Johnny, 23, has fought Non-Hodgkin's Lymphoma and Acute Lymphoblastic Leukemia for more than four years. Johnny is not a terrorist who plotted to kill Americans. He and millions like him - our brothers and sisters, sons and daughters - want peaceful lives, free of hospitals, medication and uncertainty. Before a tear is shed for detained terrorists, we owe our loved ones a firm commitment to alleviate their suffering with every scientific tool at our disposal. We must never again squander the potential to improve and save the lives of those who suffer from serious illnesses.

For four years, my family and I had a front-row seat to Johnny's unbelievable suffering, which makes the "Torture Memos" seem mild in comparison. Following his diagnosis the day after Christmas in 2004, Johnny underwent months of grueling chemotherapy. The drugs caused him to lose a significant amount of weight, vomit profusely, grow so weak that he could barely get out of bed and walk down the hall. He lost his hair, his eyes were sunken and he grew extremely pale and exhausted. Later that summer, he was admitted to the ICU at Stanford for a life-threatening case of shingles and a number of other serious complications. During the next 18 months, he endured maintenance chemotherapy. His attempts to return to the University of Michigan campus were foiled by constant hospitalizations with serious viruses and illnesses.

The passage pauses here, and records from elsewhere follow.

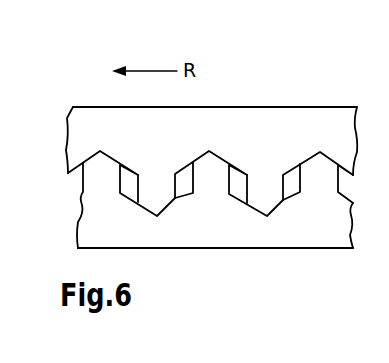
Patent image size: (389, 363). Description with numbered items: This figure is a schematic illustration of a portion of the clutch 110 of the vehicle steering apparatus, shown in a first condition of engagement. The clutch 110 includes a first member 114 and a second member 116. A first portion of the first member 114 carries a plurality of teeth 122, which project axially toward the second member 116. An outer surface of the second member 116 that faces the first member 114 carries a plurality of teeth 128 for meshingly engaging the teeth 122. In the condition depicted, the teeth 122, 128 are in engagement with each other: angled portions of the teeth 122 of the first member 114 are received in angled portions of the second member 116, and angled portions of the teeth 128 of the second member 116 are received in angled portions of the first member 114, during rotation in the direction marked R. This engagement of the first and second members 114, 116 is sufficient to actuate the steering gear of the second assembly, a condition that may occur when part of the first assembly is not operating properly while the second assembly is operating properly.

The clutch 110 is at (90, 101).
The first member 114 is at (232, 130).
The second member 116 is at (208, 223).
The teeth 122 is at (165, 178).
The teeth 128 is at (212, 173).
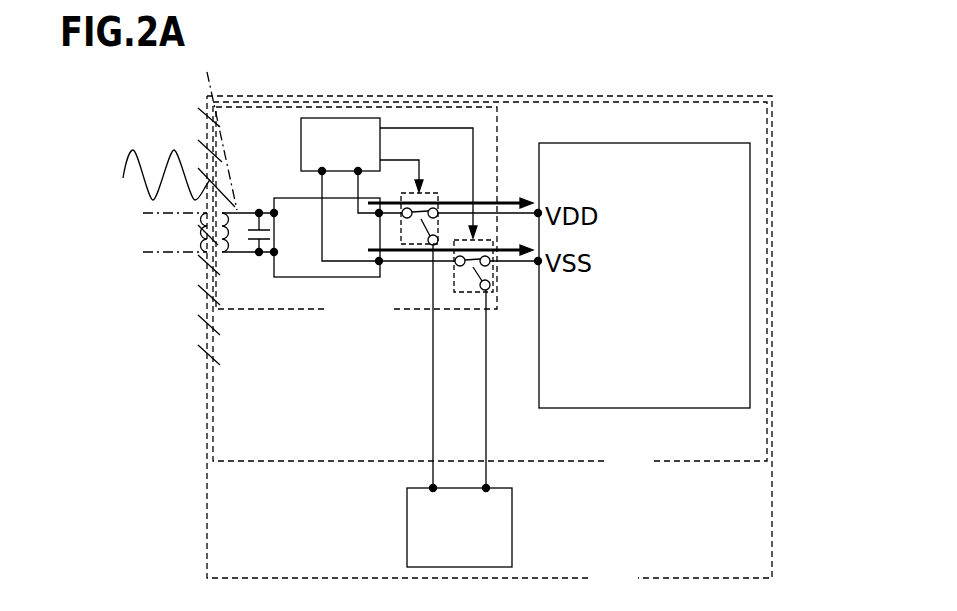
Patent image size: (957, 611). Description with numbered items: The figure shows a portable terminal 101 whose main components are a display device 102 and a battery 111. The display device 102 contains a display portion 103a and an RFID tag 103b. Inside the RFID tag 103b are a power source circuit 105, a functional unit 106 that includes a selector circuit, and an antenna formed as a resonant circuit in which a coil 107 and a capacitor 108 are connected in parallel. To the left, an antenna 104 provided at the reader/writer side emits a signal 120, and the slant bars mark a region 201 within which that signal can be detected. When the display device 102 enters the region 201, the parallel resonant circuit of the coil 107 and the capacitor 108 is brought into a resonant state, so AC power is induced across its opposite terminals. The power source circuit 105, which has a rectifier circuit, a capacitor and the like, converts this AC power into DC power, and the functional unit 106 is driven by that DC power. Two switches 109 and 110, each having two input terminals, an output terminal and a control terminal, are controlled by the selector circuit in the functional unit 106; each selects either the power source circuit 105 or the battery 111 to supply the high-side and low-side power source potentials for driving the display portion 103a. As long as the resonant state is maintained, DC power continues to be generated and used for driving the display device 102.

The portable terminal 101 is at (489, 344).
The display device 102 is at (490, 287).
The display portion 103a is at (644, 275).
The RFID tag 103b is at (356, 214).
The antenna 104 is at (200, 254).
The power source circuit 105 is at (328, 237).
The functional unit 106 is at (389, 189).
The coil 107 is at (236, 278).
The capacitor 108 is at (259, 210).
The switch 109 is at (440, 195).
The switch 110 is at (457, 293).
The battery 111 is at (459, 526).
The signal 120 is at (166, 160).
The region 201 is at (203, 363).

Three months after his hard-fought victory over Lymphoma, jaw pain led to a devastating relapse - Leukemia. Previous chemo treatments were deemed insufficient and he underwent new chemotherapy regiments and ultimately a bone marrow transplant. To receive his transplant, Johnny's immune system was brought "down to zero" and wiped out, which is a terrifying experience to endure both physically and mentally. Physically, he underwent powerful chemo treatments that amplified the suffering he experienced in his first chemotherapy regiments. Mentally, he had to deal with the reality that if his transplant was not successful, he would be without an immune system and unable to survive. Would the transplant be a perfect match? How would it react to his body? How would his body react to the new immune system? A common cold could be lethal. The first days and weeks would be critical to determine survival. And so forth and so on.

Through it all, Johnny survived round after round of horrendous chemo treatments, countless medications, successive steroid treatments, numerous illnesses and pneumonia. Recently, following his final exams at Michigan, he ended up in the hospital again, sick with a potentially severe case of pneumonia and possible lung damage. More than a year after his bone marrow transplant and four years after his initial diagnosis, the suffering continues. While there is no doubt in my mind he will survive this horrific period in his life, his future is mired in uncertainty, haunted by the fear of a relapse.

Johnny deserves a more certain future. While it is not government's job to cure his illness, it is the responsibility of government to get out of the way and let others do so. The Obama Administration's policy reversal is clearly welcomed. But Americans must go further and summon the courage to take on the hypocrisy of the "pro life" movement that stymied eight years of science - science that promises a brighter future for my brother and millions more Americans who are not threats to national security. It is their well being we should strive to protect before all others.

Impassioned views to the contrary are not without merit. But before you profess such opinions, try walking in Johnny's shoes. Take the elevator to "11 Long", which is the bone marrow transplant ward at UCSF Medical Center. Notice the masked patients who shuffle the hallways endlessly with their IV stations, desperate to gain the strength to be able to go home. Watch the suffering in their eyes and in the hearts of their families and loved ones. Listen to the IV drip machines beeping throughout the night. Notice little kids with bald heads, deep set eyes and uncertain futures. And then tell me that the smell of chemotherapy doesn't sicken you.

While Americans spend the summer wondering how we could have treated terrorists more humanely, my brother's struggle with his illness continues. Eight years of possibility were squandered and I'm tired of watching him suffer.